Going solo in team competition

Nov. 09, 2013 @ 11:49 PM

The fishing season continues to wind down, but I found a small team tournament to fish in last weekend.

My son, Jimmie, was going to fish with me but he ended up having to work. We did get to fish on Saturday for the first time in a while and had a great day together on Belews Creek Lake near my house in Walnut Cove.

Jimmie was happy to land his first bass in years.

In the tournament Sunday, I ended up in fifth place fishing alone in the team tournament, weighing five fish for almost 10 pounds.

I caught around a dozen keepers, most on a drop shot rig with a Zoom green pumpkin finesse worm in 25–45 feet of water. The second-place team had 10.5 pounds so one more good cull would have put me in the money. First place had a little over 13 pounds.

This coming weekend, I plan to do some actual yard work, raking leaves and trimming shrubs. I will get on Belews Creek Lake Sunday for a while to look for a group of bigger fish in deep water to catch in the next tournament in a few weeks. Jimmie is making plans to fish that one with me.

This week, Susan and I made reservations for a 10-day trip to Florida after Christmas. We will be fishing on Lake Okeechobee, exploring the Everglades, saltwater fishing with my cousin, Denise, and her husband, Bob, out of Jupiter Fla., and camping in Key West for a couple of days to let Susan experience the unique atmosphere and sunsets there.

I cannot wait to see the trained house cats again.

Kerr Lake fishing report – I haven’t been there in a few weeks, but the stripers and bass should be feeding up as they sense the long winter closing in.
Bass should be shallow for a while longer and stripers will be heading toward Nutbush Bridge.

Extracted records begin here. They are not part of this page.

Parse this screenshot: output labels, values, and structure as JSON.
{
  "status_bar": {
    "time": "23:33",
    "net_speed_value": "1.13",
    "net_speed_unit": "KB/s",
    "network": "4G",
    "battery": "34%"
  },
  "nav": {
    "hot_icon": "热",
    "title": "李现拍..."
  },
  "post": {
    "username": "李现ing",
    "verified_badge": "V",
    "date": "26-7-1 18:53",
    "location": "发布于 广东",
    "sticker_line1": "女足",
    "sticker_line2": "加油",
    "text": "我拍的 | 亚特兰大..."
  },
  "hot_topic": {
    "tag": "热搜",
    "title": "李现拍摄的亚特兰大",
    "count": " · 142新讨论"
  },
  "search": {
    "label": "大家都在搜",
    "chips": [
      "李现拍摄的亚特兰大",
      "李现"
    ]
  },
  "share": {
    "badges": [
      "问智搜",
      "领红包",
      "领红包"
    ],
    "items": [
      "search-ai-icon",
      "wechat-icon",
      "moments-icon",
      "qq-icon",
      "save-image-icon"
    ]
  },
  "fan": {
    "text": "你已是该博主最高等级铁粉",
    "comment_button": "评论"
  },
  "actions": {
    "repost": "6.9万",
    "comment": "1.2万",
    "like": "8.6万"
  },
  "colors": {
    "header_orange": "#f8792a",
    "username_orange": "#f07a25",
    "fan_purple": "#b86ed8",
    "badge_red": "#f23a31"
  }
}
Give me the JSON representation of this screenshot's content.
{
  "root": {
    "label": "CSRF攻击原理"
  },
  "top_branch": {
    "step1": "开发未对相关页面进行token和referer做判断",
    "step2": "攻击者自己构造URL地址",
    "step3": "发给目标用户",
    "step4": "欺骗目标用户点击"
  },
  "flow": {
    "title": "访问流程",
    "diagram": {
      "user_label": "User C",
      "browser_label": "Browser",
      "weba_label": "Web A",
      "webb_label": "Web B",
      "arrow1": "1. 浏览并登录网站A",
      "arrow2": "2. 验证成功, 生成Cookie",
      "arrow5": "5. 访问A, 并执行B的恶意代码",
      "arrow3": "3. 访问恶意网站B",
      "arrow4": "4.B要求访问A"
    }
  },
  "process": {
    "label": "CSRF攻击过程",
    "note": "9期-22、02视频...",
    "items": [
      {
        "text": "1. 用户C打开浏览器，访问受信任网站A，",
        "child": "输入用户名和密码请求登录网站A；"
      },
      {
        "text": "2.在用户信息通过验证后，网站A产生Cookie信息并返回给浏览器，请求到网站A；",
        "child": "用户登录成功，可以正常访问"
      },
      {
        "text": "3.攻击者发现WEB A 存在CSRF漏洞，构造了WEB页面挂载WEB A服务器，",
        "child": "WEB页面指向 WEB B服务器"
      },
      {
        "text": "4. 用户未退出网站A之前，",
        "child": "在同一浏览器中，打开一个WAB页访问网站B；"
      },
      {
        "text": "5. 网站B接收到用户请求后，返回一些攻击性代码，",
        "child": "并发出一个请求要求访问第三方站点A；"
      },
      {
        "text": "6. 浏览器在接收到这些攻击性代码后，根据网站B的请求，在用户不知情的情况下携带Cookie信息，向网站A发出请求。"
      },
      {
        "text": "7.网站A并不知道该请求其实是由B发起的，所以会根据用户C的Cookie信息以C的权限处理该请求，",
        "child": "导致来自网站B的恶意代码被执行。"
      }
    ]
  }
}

Upcoming area tournaments – The Kerr Lake Bass Masters are holding an open team tournament next Sunday, Nov. 17 from 8 a.m. to 3 p.m.
They’ll be launching out of Longwood Park and the entry fee is $75 per team (cash only) which includes a $10 Big Fish pot. There’s a 100 percent payback on big fish and 80 percent payback to the field paying one place for every five boats.
For any questions, contact Glen Boyd at 919-691-2891 or email him at gwboyd151@aol.com

Next week’s report – Yard cleaning and tree trimming report from Walnut Cove and a deep water fishing report from Belews Creek Lake.

Tip of the week — Purchase a horse and cattle syringe from a farm supply store. I use the medium-sized syringe with the plunger removed and a 1.5-inch needle for fizzing deep-caught fish.

Many times when you catch a fish from over 20 feet deep, the sudden reduction in pressure causes their swim bladder to expand and they’ll have a hard time getting back down in the water.

If this happens, hold the fish under water while pushing the needle down their throat. You will see the bubbles come out and the bladder will go down so they can happily swim away.